On 7/19/2016 4:33 PM, Robin Stevens wrote:
Hello Alexandr,
very valid remark.
Running that same test program on Linux with the metal look and feel
reveals no memory leak. I have no access to a Windows machine, so I
couldn't get the Windows specific look and feel.
The other ProgressBarUI implementations seem to extend from
BasicProgressBarUI, which has the same mechanism of an Animator which
uses a Timer.
However, in the test program the Timer does not get started on Linux
(while it gets started on OS X).
In the BasicProgressBarUI class, all calls to startAnimationTimer are
wrapped with an if check:
if (progressBar.isDisplayable()) {
startAnimationTimer();
}
In the scenario from my test, the isDisplayable method returns false.
On OS X, this check is missing so the timer is started.

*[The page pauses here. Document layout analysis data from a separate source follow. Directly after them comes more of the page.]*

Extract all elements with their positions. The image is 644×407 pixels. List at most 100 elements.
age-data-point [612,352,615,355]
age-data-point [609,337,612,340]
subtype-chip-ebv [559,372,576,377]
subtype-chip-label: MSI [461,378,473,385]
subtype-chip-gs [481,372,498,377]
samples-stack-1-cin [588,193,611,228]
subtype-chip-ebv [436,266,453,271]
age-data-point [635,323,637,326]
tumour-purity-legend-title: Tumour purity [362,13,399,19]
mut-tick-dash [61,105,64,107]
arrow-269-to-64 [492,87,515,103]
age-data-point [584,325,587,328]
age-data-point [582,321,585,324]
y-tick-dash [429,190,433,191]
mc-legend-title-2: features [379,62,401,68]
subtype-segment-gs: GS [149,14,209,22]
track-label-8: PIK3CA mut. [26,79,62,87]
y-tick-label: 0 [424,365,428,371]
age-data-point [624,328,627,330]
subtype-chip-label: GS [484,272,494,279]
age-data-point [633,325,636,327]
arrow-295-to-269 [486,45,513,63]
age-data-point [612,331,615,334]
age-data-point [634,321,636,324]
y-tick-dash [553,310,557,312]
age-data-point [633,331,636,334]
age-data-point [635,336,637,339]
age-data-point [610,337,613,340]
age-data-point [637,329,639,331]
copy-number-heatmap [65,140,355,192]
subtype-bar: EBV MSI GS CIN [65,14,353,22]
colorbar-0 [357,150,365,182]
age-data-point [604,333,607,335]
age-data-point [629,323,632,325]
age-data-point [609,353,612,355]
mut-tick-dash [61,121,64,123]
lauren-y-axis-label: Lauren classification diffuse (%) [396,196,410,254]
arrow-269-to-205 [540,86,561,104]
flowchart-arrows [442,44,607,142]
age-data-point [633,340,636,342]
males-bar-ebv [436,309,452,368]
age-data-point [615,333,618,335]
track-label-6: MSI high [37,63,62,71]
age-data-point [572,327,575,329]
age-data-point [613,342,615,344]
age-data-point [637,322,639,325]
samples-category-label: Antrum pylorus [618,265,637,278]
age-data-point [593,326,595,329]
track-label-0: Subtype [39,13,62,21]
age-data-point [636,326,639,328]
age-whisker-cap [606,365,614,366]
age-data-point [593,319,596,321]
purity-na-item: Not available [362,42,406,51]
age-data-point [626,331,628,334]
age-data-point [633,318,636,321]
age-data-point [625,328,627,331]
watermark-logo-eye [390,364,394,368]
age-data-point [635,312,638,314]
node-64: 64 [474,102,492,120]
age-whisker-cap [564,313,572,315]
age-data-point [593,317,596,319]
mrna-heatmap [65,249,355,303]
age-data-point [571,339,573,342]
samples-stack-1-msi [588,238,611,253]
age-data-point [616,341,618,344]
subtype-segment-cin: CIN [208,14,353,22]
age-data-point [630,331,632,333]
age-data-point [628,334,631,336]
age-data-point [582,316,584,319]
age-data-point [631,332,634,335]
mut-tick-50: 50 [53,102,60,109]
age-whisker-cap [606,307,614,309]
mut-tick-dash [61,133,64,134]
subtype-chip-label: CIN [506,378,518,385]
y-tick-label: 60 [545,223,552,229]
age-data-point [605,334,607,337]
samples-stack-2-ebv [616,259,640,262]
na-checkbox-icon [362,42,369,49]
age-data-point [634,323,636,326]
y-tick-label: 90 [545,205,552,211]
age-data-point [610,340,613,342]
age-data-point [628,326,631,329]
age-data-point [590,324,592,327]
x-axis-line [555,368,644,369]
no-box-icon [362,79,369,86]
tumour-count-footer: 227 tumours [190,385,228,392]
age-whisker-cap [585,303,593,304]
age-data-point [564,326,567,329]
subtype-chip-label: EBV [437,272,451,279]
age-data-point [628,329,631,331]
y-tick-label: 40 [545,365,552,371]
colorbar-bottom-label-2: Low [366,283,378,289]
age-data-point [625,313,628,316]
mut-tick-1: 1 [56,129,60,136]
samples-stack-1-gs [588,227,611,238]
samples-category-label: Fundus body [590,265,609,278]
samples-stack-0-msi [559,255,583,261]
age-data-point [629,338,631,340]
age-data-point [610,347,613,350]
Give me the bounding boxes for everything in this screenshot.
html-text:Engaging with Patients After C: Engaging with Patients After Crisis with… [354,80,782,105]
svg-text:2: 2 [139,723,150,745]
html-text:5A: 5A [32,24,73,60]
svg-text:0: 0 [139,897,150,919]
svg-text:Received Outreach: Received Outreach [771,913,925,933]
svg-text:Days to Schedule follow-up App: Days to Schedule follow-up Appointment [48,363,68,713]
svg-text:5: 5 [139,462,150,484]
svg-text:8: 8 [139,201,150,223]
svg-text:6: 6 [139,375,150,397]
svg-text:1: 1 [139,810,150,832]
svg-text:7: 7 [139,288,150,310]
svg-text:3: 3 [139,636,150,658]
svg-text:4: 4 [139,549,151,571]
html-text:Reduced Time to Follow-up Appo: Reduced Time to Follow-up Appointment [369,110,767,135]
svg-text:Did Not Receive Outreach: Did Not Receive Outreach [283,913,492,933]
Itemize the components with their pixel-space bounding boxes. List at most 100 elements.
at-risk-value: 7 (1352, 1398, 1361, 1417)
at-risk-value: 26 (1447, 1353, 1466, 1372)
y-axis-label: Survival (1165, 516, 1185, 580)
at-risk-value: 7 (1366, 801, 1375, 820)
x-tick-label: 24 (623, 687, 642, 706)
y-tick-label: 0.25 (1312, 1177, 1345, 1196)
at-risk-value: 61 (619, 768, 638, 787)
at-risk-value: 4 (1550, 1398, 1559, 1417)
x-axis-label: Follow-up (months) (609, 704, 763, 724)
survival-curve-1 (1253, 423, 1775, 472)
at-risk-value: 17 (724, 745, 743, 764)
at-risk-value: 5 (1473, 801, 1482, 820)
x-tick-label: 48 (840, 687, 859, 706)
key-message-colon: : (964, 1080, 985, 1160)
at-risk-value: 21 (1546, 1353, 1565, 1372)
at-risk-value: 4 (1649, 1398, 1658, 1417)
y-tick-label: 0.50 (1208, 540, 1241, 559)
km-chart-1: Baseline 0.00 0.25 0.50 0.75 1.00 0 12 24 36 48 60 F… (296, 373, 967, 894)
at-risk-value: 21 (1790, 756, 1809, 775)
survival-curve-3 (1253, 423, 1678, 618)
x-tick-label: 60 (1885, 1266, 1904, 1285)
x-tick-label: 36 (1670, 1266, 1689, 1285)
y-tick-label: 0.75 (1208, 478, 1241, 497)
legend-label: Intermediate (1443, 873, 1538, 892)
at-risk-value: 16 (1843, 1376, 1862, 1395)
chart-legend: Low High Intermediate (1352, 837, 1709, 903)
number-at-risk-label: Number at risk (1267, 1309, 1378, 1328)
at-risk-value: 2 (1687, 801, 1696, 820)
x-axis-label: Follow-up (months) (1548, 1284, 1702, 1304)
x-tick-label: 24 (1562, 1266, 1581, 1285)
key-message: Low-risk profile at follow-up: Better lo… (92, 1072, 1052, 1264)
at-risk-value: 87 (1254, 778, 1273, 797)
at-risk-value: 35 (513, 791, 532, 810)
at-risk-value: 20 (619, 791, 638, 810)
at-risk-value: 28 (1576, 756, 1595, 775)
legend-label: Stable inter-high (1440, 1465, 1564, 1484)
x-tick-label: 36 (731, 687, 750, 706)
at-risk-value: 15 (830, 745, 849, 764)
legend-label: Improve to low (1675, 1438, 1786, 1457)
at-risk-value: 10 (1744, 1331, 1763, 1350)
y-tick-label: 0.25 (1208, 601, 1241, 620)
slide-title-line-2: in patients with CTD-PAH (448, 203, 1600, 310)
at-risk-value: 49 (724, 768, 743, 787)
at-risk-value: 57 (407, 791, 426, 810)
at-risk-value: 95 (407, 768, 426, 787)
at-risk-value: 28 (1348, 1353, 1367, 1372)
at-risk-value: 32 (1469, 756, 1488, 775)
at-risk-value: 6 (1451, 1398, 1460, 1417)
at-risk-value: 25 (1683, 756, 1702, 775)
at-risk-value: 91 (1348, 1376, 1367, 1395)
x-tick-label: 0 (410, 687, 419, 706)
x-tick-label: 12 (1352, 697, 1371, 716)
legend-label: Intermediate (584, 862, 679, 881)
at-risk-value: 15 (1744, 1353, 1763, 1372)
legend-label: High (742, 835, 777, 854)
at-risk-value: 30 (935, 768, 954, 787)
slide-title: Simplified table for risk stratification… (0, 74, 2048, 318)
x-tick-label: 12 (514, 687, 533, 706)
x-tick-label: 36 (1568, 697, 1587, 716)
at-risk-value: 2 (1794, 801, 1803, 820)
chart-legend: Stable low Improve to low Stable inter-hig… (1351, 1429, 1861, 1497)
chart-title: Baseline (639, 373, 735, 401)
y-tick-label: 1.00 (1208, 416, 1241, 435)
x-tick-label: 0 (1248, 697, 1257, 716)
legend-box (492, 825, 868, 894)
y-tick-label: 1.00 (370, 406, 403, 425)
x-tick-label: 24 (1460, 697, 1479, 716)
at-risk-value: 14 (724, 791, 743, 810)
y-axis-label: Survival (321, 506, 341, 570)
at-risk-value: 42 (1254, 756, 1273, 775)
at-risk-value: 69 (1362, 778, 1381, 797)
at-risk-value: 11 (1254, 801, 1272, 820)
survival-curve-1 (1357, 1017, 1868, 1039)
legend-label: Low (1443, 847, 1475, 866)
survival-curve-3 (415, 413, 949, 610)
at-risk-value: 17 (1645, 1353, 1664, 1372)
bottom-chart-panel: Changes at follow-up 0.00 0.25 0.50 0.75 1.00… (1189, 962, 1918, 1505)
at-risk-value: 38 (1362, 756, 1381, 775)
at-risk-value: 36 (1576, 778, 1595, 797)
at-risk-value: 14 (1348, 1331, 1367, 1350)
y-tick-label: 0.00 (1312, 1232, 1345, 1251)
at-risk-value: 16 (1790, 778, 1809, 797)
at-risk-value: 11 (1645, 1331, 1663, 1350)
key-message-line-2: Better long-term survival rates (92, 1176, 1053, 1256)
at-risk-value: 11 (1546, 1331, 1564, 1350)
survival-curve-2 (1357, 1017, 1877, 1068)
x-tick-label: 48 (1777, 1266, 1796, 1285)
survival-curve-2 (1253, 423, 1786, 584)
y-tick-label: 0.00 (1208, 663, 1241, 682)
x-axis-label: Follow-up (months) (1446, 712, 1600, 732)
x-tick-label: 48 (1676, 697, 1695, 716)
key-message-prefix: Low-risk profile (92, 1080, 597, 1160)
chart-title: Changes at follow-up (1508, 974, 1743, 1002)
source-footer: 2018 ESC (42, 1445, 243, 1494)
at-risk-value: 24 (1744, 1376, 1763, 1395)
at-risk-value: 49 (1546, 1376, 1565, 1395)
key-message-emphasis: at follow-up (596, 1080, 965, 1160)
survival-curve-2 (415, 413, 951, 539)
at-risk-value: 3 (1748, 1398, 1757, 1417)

I believe that the changed AquaProgressBarUIMemoryLeakTest where the
progress bar is visible and indeterminate value is set to true at the
end should also not have the memory leaks.
Thanks,
Alexandr.
I assume adding that same check in the AquaProgressBarUI will fix the
problem as well. So that is a third approach to solve the issue.
Robin
On Tue, Jul 19, 2016 at 1:14 PM, Alexandr Scherbatiy
<alexandr.scherba...@oracle.com
<mailto:alexandr.scherba...@oracle.com>> wrote:
On 7/19/2016 12:27 PM, Robin Stevens wrote:
Hello,
I wanted to discuss my approach for issue JDK-8161664
(https://bugs.openjdk.java.net/browse/JDK-8161664) before I
started working on this issue.
In certain scenarios (see the JIRA issue for an example), the
Timer in the Animator inner class of the AquaProgressBarUI
class remains running, even when the JProgressBar has already
been removed from the UI. This causes a memory leak, as that
running Timer avoids that the JProgressBar can be GC-ed. As
long as the Timer is running, the JProgressBar is referenced
through
Timer -> ActionListener (=Animator inner class) ->
AquaProgressBarUI outer class -> JProgressBar field
I see two possible approaches to fix this:
1) I carefully investigate the particular scenario I found,
and try to figure out why the Timer is not stopped and fix
this particular scenario. This offers of course no guarantees
that there are no other scenarios which keep the Timer running.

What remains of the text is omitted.